En el caso de Monseñor Ortega SSC y OD:


1) Es sencillamente horrible: ¡Haber prohibido a un jorobadito ser sacerdote haciéndolo salir del seminario! ¡Imagínense, a un jorobadito!

2) Haber dicho en una Misa en sufragio del alma del sacerdote Domingo Llanque -primer sacerdote aymara- no saber si el difunto estaba en el infierno o en el purgatorio.


* *


Después de haber dejado por unos minutos en la pluma a ese Izquierdista Caviar que todos llevamos adentro, el Sacristán procederá a reasumirla y poner algunos puntos sobre algunas íes.


A Monseñor Schmalhausen - que es más peruano que el Pisco- los progresistas liberacionistas no le dieron tregua nunca.

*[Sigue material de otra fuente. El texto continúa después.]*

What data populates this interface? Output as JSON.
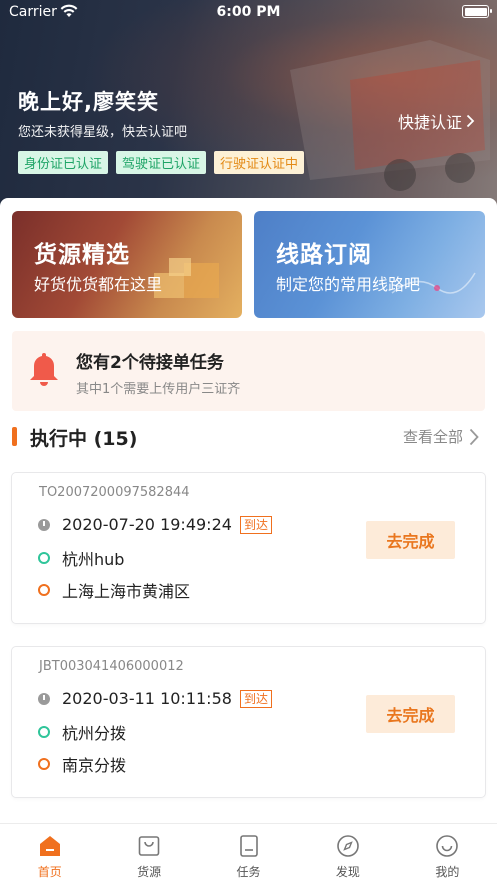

Ni siquiera en la Misa en que asumió la Prelatura el 30 de abril, pues en esos mismos instantes , el padre Francois Fritsch proclamó frente al Obispo, los invitados, peregrinos y demás feligreses que: Después de 500 años de evangelización, el pueblo quechua merece un obispo quechua.

Cualquier otro mortal hubiera considerado este desaire como una declaración de guerra. No así Monseñor Kay que no hizo más que hacerle caso.


Sí, como lees, querido lector, Monseñor les hizo caso.

Porque si quieren curas originarios, curas nacionales, que empiecen por irse, pues todos estos padres, tan aboriginistas, tienen como principal signo el ser casi todos extranjeros.


Después de 500 años de evangelización, el pueblo quechua merece un obispo peruano.

Y lo tuvo.

Monseñor les hizo caso. Y se amargaron con Monseñor. Gringos ingratos, caramba.

Sinceramente no sé qué tiene el buen padre Fritsch. Nada le haría mejor que regresar a su diócesis de origen en Francia y contemplar un poco esa suerte de antiutopía catastrófica que es la Iglesia-del Pueblo-de-Dios a la que le gusta tanto referirse.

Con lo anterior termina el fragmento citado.